Thread: FSM settings -- how to tell if they are working?

FSM settings -- how to tell if they are working?

From
Jeff Boes
Date:
We have both test and production databases, about 10 GB total in each.
Recently, I learned about "max_fsm_pages" and "max_fsm_relations". To get
a feel for what changing these settings would do to our production
database, I set the following values in the "test" database:

max_fsm_relations = 100
max_fsm_pages = 350000

but left the production server alone.

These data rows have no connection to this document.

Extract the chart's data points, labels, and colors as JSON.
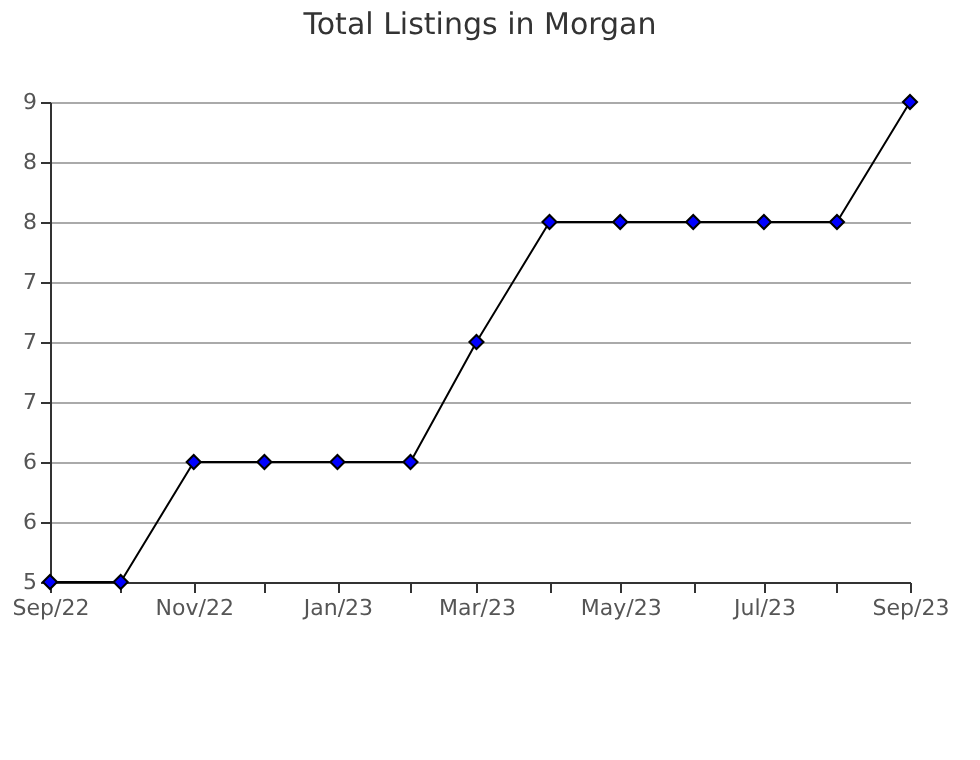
{
  "chart_data": {
    "type": "line",
    "title": "Total Listings in Morgan",
    "x": [
      "2022-09",
      "2022-10",
      "2022-11",
      "2022-12",
      "2023-01",
      "2023-02",
      "2023-03",
      "2023-04",
      "2023-05",
      "2023-06",
      "2023-07",
      "2023-08",
      "2023-09"
    ],
    "series": [
      {
        "color": "#0000ff",
        "values": [
          5,
          5,
          6,
          6,
          6,
          6,
          7,
          8,
          8,
          8,
          8,
          8,
          9
        ]
      }
    ],
    "xlim": [
      "2022-09",
      "2023-09"
    ],
    "xticks": [
      {
        "value": "2022-09",
        "label": "Sep/22"
      },
      {
        "value": "2022-10",
        "label": null
      },
      {
        "value": "2022-11",
        "label": "Nov/22"
      },
      {
        "value": "2022-12",
        "label": null
      },
      {
        "value": "2023-01",
        "label": "Jan/23"
      },
      {
        "value": "2023-02",
        "label": null
      },
      {
        "value": "2023-03",
        "label": "Mar/23"
      },
      {
        "value": "2023-04",
        "label": null
      },
      {
        "value": "2023-05",
        "label": "May/23"
      },
      {
        "value": "2023-06",
        "label": null
      },
      {
        "value": "2023-07",
        "label": "Jul/23"
      },
      {
        "value": "2023-08",
        "label": null
      },
      {
        "value": "2023-09",
        "label": "Sep/23"
      }
    ],
    "ylim": [
      5,
      9
    ],
    "yticks": [
      5,
      {
        "value": 5.5,
        "label": "6"
      },
      6,
      {
        "value": 6.5,
        "label": "7"
      },
      7,
      {
        "value": 7.5,
        "label": "7"
      },
      8,
      {
        "value": 8.5,
        "label": "8"
      },
      9
    ],
    "grid": "y",
    "marker": "diamond",
    "line_style": "solid"
  }
}
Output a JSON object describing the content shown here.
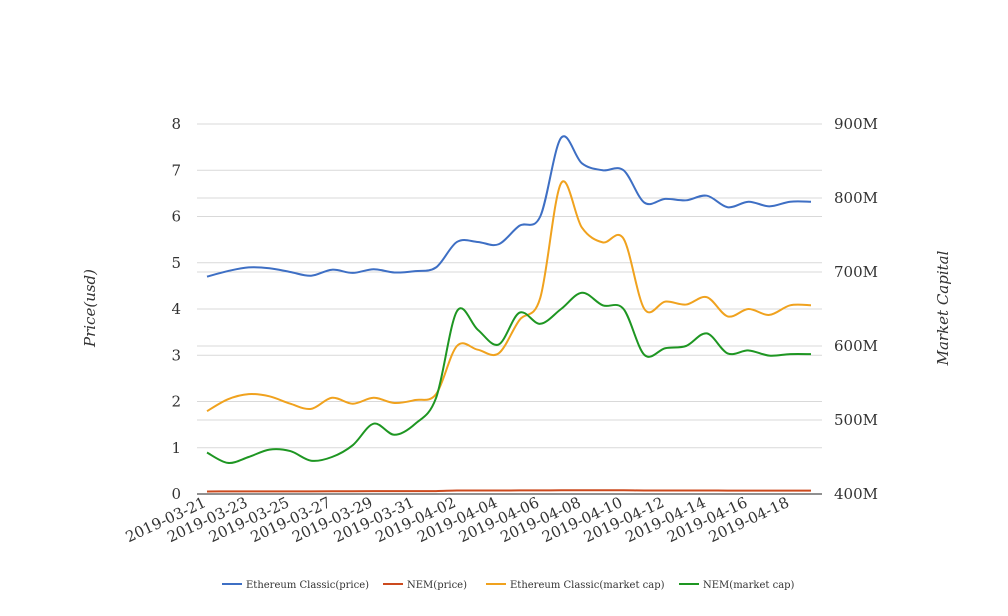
{
  "chart_data": {
    "type": "line",
    "title": "",
    "xlabel": "",
    "ylabel": "Price(usd)",
    "y2label": "Market Capital",
    "ylim": [
      0,
      8
    ],
    "y2lim": [
      400,
      900
    ],
    "yticks": [
      "0",
      "1",
      "2",
      "3",
      "4",
      "5",
      "6",
      "7",
      "8"
    ],
    "y2ticks": [
      "400M",
      "500M",
      "600M",
      "700M",
      "800M",
      "900M"
    ],
    "x": [
      "2019-03-21",
      "2019-03-22",
      "2019-03-23",
      "2019-03-24",
      "2019-03-25",
      "2019-03-26",
      "2019-03-27",
      "2019-03-28",
      "2019-03-29",
      "2019-03-30",
      "2019-03-31",
      "2019-04-01",
      "2019-04-02",
      "2019-04-03",
      "2019-04-04",
      "2019-04-05",
      "2019-04-06",
      "2019-04-07",
      "2019-04-08",
      "2019-04-09",
      "2019-04-10",
      "2019-04-11",
      "2019-04-12",
      "2019-04-13",
      "2019-04-14",
      "2019-04-15",
      "2019-04-16",
      "2019-04-17",
      "2019-04-18",
      "2019-04-19"
    ],
    "xticks": [
      "2019-03-21",
      "2019-03-23",
      "2019-03-25",
      "2019-03-27",
      "2019-03-29",
      "2019-03-31",
      "2019-04-02",
      "2019-04-04",
      "2019-04-06",
      "2019-04-08",
      "2019-04-10",
      "2019-04-12",
      "2019-04-14",
      "2019-04-16",
      "2019-04-18"
    ],
    "grid": true,
    "legend_position": "bottom",
    "series": [
      {
        "name": "Ethereum Classic(price)",
        "axis": "left",
        "color": "#3e6fc4",
        "values": [
          4.7,
          4.82,
          4.9,
          4.88,
          4.8,
          4.72,
          4.85,
          4.78,
          4.86,
          4.79,
          4.82,
          4.9,
          5.45,
          5.45,
          5.4,
          5.8,
          6.0,
          7.7,
          7.15,
          7.0,
          7.0,
          6.3,
          6.38,
          6.35,
          6.45,
          6.2,
          6.32,
          6.22,
          6.32,
          6.32
        ]
      },
      {
        "name": "NEM(price)",
        "axis": "left",
        "color": "#cc4a1e",
        "values": [
          0.055,
          0.056,
          0.057,
          0.058,
          0.058,
          0.057,
          0.059,
          0.06,
          0.061,
          0.062,
          0.062,
          0.063,
          0.075,
          0.076,
          0.075,
          0.078,
          0.078,
          0.08,
          0.082,
          0.081,
          0.08,
          0.075,
          0.075,
          0.075,
          0.076,
          0.074,
          0.074,
          0.073,
          0.074,
          0.074
        ]
      },
      {
        "name": "Ethereum Classic(market cap)",
        "axis": "right",
        "color": "#f0a21e",
        "values": [
          512,
          528,
          535,
          532,
          522,
          515,
          530,
          522,
          530,
          523,
          527,
          535,
          600,
          595,
          590,
          635,
          665,
          820,
          760,
          740,
          745,
          650,
          660,
          656,
          666,
          640,
          650,
          642,
          655,
          655
        ]
      },
      {
        "name": "NEM(market cap)",
        "axis": "right",
        "color": "#1e9622",
        "values": [
          456,
          442,
          450,
          460,
          458,
          445,
          450,
          466,
          495,
          480,
          495,
          530,
          647,
          622,
          602,
          645,
          630,
          650,
          672,
          655,
          650,
          588,
          597,
          600,
          617,
          590,
          594,
          587,
          589,
          589
        ]
      }
    ]
  }
}
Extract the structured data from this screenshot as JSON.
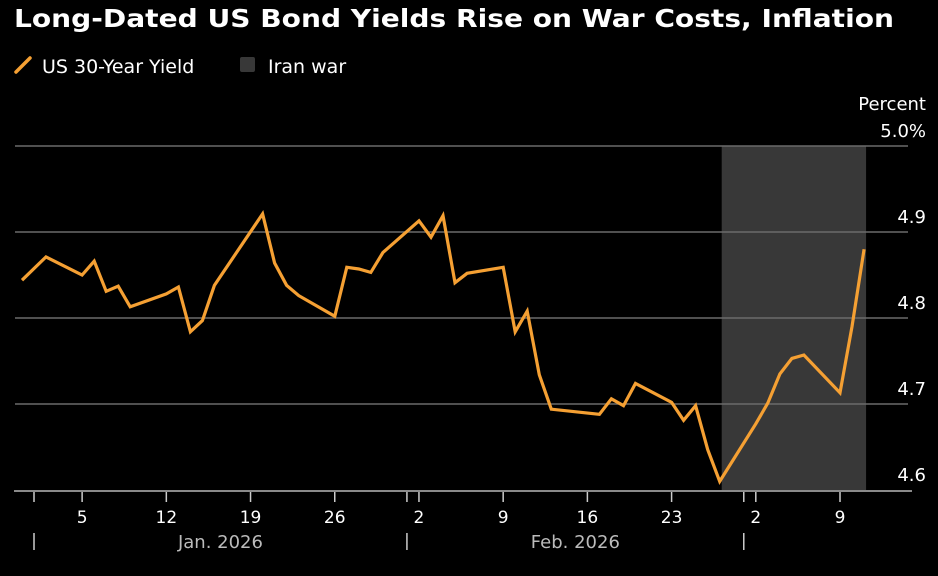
{
  "chart_data": {
    "type": "line",
    "title": "Long-Dated US Bond Yields Rise on War Costs, Inflation",
    "ylabel": "Percent",
    "ylim": [
      4.6,
      5.0
    ],
    "yticks": [
      {
        "value": 5.0,
        "label": "5.0%"
      },
      {
        "value": 4.9,
        "label": "4.9"
      },
      {
        "value": 4.8,
        "label": "4.8"
      },
      {
        "value": 4.7,
        "label": "4.7"
      },
      {
        "value": 4.6,
        "label": "4.6"
      }
    ],
    "xlim": [
      "2025-12-31",
      "2026-03-11"
    ],
    "xticks": [
      {
        "date": "2026-01-05",
        "label": "5"
      },
      {
        "date": "2026-01-12",
        "label": "12"
      },
      {
        "date": "2026-01-19",
        "label": "19"
      },
      {
        "date": "2026-01-26",
        "label": "26"
      },
      {
        "date": "2026-02-02",
        "label": "2"
      },
      {
        "date": "2026-02-09",
        "label": "9"
      },
      {
        "date": "2026-02-16",
        "label": "16"
      },
      {
        "date": "2026-02-23",
        "label": "23"
      },
      {
        "date": "2026-03-02",
        "label": "2"
      },
      {
        "date": "2026-03-09",
        "label": "9"
      }
    ],
    "months": [
      {
        "start": "2026-01-01",
        "label": "Jan. 2026"
      },
      {
        "start": "2026-02-01",
        "label": "Feb. 2026"
      },
      {
        "start": "2026-03-01",
        "label": ""
      }
    ],
    "grid": true,
    "legend_placement": "top-left",
    "legend": [
      {
        "label": "US 30-Year Yield",
        "kind": "line",
        "color": "#f5a033"
      },
      {
        "label": "Iran war",
        "kind": "box",
        "color": "#383838"
      }
    ],
    "shaded_regions": [
      {
        "name": "Iran war",
        "start": "2026-02-27",
        "end": "2026-03-11",
        "color": "#383838"
      }
    ],
    "series": [
      {
        "name": "US 30-Year Yield",
        "color": "#f5a033",
        "points": [
          [
            "2025-12-31",
            4.844
          ],
          [
            "2026-01-02",
            4.871
          ],
          [
            "2026-01-05",
            4.85
          ],
          [
            "2026-01-06",
            4.866
          ],
          [
            "2026-01-07",
            4.831
          ],
          [
            "2026-01-08",
            4.837
          ],
          [
            "2026-01-09",
            4.813
          ],
          [
            "2026-01-12",
            4.828
          ],
          [
            "2026-01-13",
            4.836
          ],
          [
            "2026-01-14",
            4.784
          ],
          [
            "2026-01-15",
            4.797
          ],
          [
            "2026-01-16",
            4.838
          ],
          [
            "2026-01-20",
            4.921
          ],
          [
            "2026-01-21",
            4.864
          ],
          [
            "2026-01-22",
            4.838
          ],
          [
            "2026-01-23",
            4.826
          ],
          [
            "2026-01-26",
            4.802
          ],
          [
            "2026-01-27",
            4.859
          ],
          [
            "2026-01-28",
            4.857
          ],
          [
            "2026-01-29",
            4.853
          ],
          [
            "2026-01-30",
            4.876
          ],
          [
            "2026-02-02",
            4.913
          ],
          [
            "2026-02-03",
            4.894
          ],
          [
            "2026-02-04",
            4.919
          ],
          [
            "2026-02-05",
            4.841
          ],
          [
            "2026-02-06",
            4.852
          ],
          [
            "2026-02-09",
            4.859
          ],
          [
            "2026-02-10",
            4.784
          ],
          [
            "2026-02-11",
            4.808
          ],
          [
            "2026-02-12",
            4.734
          ],
          [
            "2026-02-13",
            4.694
          ],
          [
            "2026-02-17",
            4.688
          ],
          [
            "2026-02-18",
            4.706
          ],
          [
            "2026-02-19",
            4.698
          ],
          [
            "2026-02-20",
            4.724
          ],
          [
            "2026-02-23",
            4.702
          ],
          [
            "2026-02-24",
            4.681
          ],
          [
            "2026-02-25",
            4.698
          ],
          [
            "2026-02-26",
            4.647
          ],
          [
            "2026-02-27",
            4.61
          ],
          [
            "2026-03-02",
            4.677
          ],
          [
            "2026-03-03",
            4.701
          ],
          [
            "2026-03-04",
            4.735
          ],
          [
            "2026-03-05",
            4.753
          ],
          [
            "2026-03-06",
            4.757
          ],
          [
            "2026-03-09",
            4.713
          ],
          [
            "2026-03-10",
            4.79
          ],
          [
            "2026-03-11",
            4.88
          ]
        ]
      }
    ]
  }
}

How can I tell if these new
settings are having any effect?  How can I determine if these numbers are
the best choices?

We perform full vacuums on each of 103 tables every night (including many
very small tables, which exist only to provide references for foreign
keys -- "code tables").

--
Jeff Boes                                      vox 616.226.9550 ext 24
Database Engineer                                     fax 616.349.9076
Nexcerpt, Inc.                                 http://www.nexcerpt.com
           ...Nexcerpt... Extend your Expertise

Re: FSM settings -- how to tell if they are working?

From
Robert Treat
Date:
On Mon, 2003-01-27 at 13:25, Jeff Boes wrote:
> We have both test and production databases, about 10 GB total in each.
> Recently, I learned about "max_fsm_pages" and "max_fsm_relations". To get
> a feel for what changing these settings would do to our production
> database, I set the following values in the "test" database:
>
> max_fsm_relations = 100
> max_fsm_pages = 350000
>
> but left the production server alone. How can I tell if these new
> settings are having any effect?  How can I determine if these numbers are
> the best choices?
>
> We perform full vacuums on each of 103 tables every night (including many
> very small tables, which exist only to provide references for foreign
> keys -- "code tables").
>

I think you would have to parse your vacuum verbose output to determine
if disk usage is growing in accordance to how your data is coming in.
You might also be able to simply track the file sizes on disk in your
data directories to determine if any particular table is growing out of
control.

I will say this, you max_fsm_relations is set to low. Right now your
telling it to only keep track of 100 relations, but your vacuuming 103
tables, not to mention system tables as well. You should probably bump
this up to at least 200, for a more specific # search the archives,
there is a query that can tell you a good number to put this at.